Peringatan tersebut berkaitan dengan “zona subduksi” Sabuk Nankai antara dua lempeng tektonik di Samudra Pasifik, tempat gempa besar pernah terjadi di masa lalu.
Sabuk bawah laut sepanjang 800 kilometer (500 mil) berjalan dari Shizuoka, di barat Tokyo, hingga ujung selatan Kyushu dan telah menjadi tempat terjadinya gempa bumi merusak dengan magnitudo 8 atau 9 setiap 100 hingga 200 tahun.

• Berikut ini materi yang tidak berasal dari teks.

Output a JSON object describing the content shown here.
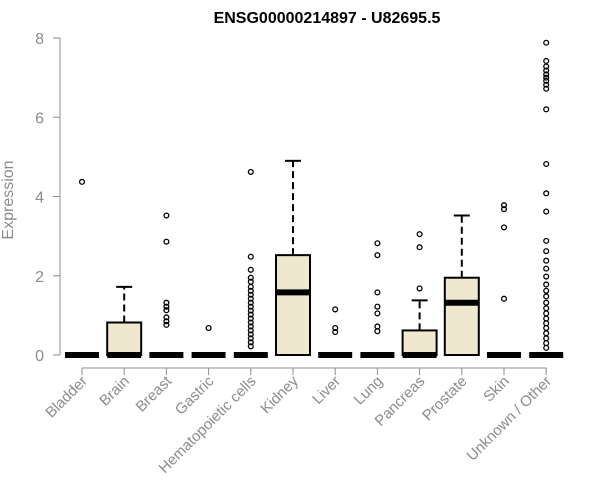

Gempa tektonik besar ini, yang sering terjadi berpasangan, telah menghasilkan tsunami berbahaya di sepanjang pantai selatan Jepang, salah satu negara paling aktif seismik di dunia.
Pada tahun 1707, semua segmen Sabuk Nankai retak sekaligus, melepaskan gempa bumi yang tetap menjadi yang kedua terkuat dalam sejarah negara setelah gempa Maret 2011 di pantai timur laut.

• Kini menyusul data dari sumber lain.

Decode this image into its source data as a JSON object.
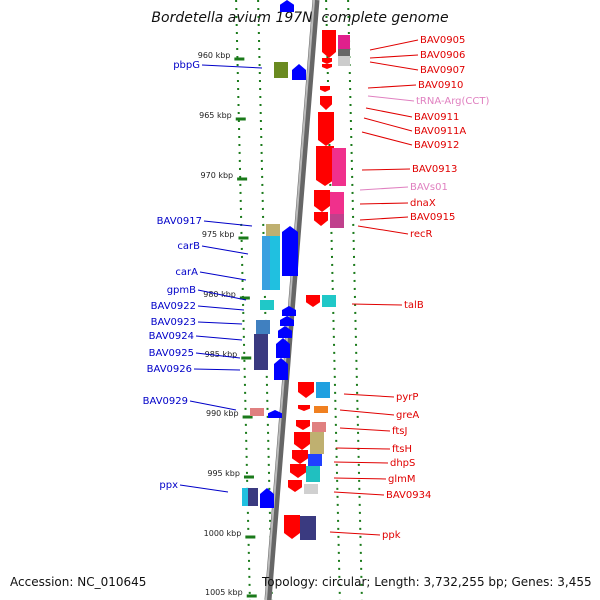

Gempa tersebut memicu tsunami yang menewaskan lebih dari 18.000 orang dan menyebabkan bencana triple meltdown di pembangkit listrik nuklir Fukushima Daiichi.
Meskipun tidak mungkin memprediksi waktu pasti terjadinya gempa bumi – selain dari peringatan otomatis bahwa gempa bisa terjadi dalam hitungan detik – para ahli pemerintah percaya ada kemungkinan 70% hingga 80% terjadinya mega gempa berkekuatan magnitudo 8 atau 9 di sekitar sabuk dalam 30 tahun mendatang.
Dalam skenario terburuk, bencana tersebut akan menewaskan 300.000 orang, dengan beberapa ahli memperkirakan dampak finansial mencapai $13 triliun.
“Sejarah gempa besar di Nankai benar-benar menakutkan,” tulis ahli geologi Kyle Bradley dan Judith A Hubbard dalam buletin Earthquake Insights mereka, namun menambahkan bahwa tidak ada alasan bagi publik untuk panik.
Hanya ada “kemungkinan kecil” bahwa gempa Kamis merupakan gempa awal, tulis Bradley dan Hubbard, menambahkan: “Salah satu tantangannya adalah bahwa bahkan ketika risiko terjadinya gempa kedua ditingkatkan, risikonya tetap rendah.”